And if there were few men ready for such a jaunt, there were even fewer women. A woman was less likely than a man to have a purse full of money; she was more likely to want security instead of wild chances; and she was even more likely to be serious about such obligations as children and aged parents.

  The only people who could scramble aboard the Falcon would be those who had no ties and no cares. Or at least, none that they bothered about. They would be people who could throw away the past and laugh at the future. But they had to be people with ready money.

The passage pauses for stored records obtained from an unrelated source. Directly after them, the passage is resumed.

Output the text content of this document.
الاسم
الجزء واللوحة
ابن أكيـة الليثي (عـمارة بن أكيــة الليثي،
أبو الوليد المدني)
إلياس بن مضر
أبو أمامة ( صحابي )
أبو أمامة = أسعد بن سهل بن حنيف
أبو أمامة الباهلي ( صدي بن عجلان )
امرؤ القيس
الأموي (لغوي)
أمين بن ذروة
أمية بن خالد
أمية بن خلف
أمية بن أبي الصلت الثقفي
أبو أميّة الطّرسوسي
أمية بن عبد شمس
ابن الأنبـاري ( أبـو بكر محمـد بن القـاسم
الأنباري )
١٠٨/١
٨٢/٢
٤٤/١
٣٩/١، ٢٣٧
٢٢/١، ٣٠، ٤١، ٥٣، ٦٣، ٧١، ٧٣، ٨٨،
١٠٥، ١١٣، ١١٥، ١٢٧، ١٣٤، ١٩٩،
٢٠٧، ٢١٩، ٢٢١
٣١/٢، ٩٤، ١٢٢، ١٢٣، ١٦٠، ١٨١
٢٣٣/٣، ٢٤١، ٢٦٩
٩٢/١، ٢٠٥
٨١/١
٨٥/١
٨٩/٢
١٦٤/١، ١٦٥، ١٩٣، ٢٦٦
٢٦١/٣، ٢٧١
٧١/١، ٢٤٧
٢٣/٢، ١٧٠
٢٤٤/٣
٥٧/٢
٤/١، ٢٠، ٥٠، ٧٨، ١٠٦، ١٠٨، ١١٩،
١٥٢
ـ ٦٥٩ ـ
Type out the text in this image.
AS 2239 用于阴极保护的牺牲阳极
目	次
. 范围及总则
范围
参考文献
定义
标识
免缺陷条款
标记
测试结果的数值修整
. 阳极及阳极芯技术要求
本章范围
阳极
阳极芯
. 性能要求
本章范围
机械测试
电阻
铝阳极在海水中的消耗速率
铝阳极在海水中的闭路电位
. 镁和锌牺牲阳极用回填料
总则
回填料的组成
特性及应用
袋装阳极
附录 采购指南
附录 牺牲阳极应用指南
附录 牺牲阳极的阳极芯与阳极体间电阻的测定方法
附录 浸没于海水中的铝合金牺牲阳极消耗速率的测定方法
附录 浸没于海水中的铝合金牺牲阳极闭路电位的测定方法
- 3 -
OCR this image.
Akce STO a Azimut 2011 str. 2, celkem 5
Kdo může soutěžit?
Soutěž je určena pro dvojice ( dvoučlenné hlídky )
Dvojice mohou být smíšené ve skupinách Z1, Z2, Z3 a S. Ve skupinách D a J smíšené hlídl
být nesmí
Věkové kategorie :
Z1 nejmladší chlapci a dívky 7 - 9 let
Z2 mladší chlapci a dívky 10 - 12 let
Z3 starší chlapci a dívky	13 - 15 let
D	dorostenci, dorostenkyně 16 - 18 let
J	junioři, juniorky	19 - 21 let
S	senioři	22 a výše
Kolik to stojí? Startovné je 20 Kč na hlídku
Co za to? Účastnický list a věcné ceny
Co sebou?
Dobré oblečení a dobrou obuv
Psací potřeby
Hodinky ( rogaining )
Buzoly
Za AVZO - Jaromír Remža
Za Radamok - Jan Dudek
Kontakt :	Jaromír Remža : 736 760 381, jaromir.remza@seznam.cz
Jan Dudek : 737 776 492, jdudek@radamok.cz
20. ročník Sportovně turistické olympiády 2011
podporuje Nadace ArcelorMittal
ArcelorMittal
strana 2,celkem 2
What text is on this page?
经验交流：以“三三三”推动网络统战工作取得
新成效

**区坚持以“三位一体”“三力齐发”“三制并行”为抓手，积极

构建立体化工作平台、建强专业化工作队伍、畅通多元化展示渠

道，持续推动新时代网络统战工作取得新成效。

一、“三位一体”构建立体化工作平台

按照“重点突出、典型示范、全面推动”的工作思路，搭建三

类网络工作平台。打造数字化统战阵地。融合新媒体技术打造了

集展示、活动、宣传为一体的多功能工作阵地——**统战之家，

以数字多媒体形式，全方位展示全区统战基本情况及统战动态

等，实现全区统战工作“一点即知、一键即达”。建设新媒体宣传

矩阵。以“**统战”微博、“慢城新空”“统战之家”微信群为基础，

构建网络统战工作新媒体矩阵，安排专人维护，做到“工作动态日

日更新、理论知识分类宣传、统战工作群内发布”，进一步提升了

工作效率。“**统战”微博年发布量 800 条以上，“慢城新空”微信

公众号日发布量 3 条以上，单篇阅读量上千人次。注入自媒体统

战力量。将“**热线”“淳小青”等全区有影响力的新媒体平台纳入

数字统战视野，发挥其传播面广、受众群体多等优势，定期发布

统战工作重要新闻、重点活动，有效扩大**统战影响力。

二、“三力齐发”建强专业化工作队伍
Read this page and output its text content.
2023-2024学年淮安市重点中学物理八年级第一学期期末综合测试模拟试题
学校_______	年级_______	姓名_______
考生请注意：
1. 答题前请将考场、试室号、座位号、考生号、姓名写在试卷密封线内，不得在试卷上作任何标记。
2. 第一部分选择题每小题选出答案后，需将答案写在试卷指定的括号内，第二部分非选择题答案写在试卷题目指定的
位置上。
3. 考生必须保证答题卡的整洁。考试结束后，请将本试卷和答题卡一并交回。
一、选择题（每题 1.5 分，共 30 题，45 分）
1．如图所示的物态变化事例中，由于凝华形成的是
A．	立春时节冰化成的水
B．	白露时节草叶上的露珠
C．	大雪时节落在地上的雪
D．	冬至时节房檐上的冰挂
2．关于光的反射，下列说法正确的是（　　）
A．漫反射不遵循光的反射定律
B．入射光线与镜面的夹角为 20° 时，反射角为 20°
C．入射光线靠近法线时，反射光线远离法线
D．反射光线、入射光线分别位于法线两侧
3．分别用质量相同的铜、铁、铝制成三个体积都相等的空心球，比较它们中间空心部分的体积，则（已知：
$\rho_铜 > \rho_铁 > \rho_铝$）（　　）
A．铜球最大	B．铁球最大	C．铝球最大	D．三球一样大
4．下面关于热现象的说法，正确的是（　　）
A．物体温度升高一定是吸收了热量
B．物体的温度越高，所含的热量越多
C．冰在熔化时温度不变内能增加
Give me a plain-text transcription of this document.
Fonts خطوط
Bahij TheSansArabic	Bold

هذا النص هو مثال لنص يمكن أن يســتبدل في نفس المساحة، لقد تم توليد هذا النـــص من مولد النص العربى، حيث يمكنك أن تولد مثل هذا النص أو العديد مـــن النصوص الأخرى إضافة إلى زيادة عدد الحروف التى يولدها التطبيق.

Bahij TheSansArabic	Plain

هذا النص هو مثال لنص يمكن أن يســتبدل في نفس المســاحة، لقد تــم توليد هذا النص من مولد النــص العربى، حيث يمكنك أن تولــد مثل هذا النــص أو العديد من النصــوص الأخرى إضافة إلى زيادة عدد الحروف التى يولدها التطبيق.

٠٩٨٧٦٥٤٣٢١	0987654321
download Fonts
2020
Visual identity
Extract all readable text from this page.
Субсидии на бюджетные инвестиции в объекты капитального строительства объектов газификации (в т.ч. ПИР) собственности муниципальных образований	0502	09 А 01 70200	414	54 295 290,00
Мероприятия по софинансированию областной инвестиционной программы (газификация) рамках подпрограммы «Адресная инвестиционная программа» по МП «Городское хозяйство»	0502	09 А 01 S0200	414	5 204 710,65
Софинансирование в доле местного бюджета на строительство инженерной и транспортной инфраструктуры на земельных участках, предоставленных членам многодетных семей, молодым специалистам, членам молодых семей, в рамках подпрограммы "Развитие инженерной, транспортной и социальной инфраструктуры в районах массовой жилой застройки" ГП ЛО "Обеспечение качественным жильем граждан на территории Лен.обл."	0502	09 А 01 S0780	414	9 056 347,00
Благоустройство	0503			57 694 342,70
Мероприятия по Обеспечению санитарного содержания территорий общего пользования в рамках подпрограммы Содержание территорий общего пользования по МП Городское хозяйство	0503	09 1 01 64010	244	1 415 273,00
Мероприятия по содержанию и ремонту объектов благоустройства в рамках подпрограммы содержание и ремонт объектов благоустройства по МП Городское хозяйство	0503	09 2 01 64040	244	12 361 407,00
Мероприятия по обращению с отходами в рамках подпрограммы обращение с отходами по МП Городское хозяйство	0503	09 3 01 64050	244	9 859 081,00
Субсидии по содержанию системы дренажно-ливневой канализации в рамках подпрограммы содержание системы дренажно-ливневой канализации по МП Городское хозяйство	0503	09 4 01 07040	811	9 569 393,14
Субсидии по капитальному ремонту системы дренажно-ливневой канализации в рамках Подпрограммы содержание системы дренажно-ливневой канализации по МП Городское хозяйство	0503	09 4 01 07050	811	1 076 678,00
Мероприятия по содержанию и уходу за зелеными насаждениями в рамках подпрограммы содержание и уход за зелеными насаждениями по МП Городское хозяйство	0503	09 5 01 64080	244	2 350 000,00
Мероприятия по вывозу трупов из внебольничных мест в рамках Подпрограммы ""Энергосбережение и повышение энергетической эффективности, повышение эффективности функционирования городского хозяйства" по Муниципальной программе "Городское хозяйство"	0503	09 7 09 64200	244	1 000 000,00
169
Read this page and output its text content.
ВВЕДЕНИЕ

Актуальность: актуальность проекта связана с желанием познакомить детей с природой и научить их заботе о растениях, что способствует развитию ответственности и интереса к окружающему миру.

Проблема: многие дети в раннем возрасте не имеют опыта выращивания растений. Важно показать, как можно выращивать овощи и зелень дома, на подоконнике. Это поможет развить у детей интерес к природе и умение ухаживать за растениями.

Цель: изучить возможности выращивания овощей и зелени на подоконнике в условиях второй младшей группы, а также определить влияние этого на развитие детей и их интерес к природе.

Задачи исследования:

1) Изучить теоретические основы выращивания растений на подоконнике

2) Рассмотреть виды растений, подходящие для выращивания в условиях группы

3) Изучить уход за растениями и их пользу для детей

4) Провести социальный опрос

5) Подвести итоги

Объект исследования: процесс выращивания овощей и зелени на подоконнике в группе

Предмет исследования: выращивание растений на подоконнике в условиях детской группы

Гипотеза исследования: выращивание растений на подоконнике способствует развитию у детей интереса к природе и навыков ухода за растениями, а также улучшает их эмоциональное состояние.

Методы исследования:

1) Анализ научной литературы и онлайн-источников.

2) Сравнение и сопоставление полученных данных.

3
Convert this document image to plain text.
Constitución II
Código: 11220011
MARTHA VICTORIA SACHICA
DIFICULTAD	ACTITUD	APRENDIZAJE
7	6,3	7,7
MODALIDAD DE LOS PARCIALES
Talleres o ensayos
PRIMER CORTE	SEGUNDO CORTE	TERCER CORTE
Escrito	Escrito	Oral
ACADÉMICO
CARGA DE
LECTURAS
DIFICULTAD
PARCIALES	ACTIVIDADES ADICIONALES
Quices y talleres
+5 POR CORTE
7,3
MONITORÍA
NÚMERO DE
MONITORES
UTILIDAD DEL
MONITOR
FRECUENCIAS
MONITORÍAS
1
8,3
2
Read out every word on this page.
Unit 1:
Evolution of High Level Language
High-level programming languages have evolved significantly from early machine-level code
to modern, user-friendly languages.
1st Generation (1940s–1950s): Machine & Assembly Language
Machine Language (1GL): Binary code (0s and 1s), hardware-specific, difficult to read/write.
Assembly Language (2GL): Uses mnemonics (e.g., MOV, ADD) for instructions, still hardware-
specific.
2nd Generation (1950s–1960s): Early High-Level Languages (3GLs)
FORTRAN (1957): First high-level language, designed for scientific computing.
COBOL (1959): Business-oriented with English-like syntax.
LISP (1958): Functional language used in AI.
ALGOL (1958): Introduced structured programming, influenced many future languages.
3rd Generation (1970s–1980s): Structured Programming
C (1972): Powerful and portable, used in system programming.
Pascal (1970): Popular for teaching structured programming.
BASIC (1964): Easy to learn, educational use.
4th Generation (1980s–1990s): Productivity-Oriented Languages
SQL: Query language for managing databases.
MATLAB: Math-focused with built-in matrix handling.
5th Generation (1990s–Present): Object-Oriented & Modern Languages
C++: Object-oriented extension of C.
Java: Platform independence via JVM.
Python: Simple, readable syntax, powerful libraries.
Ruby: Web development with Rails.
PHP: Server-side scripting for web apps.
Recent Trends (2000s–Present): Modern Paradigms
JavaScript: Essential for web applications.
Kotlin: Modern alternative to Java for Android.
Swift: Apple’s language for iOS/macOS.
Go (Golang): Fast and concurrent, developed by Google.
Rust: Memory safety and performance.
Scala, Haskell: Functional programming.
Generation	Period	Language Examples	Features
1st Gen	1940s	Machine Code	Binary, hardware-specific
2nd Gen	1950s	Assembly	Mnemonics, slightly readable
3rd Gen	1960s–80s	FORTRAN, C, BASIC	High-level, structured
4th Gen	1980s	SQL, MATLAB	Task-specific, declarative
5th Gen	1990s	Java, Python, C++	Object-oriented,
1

  Were there any such people? Yes, of course. The professional gamblers, and the most reckless of their lady friends. People like Norman and Rosabel.

  37

  THE Falcon STEAMED PLACIDLY into port at New Orleans. And here, bags packed and tickets in their hands, she found a hundred and sixty persons ready to start for the land of gold.

  They were a varied company. Among them were troublesome rich boys whose families had bought their passage to get them out of the way; men of the hopeful sort who are always chasing rainbows and who always seem able to borrow money for it; even a few responsible citizens who wanted adventure and had nothing to keep them at home. But by far the greatest number—about two-thirds of them all—were gamblers from New Orleans and the Mississippi River boats, and the girls who worked with them. And of course, said Norman, women—

  Here Norman cleared his throat and glanced at Kendra, as if just remembering her presence. “Excuse me, Mrs. Shields,” he said.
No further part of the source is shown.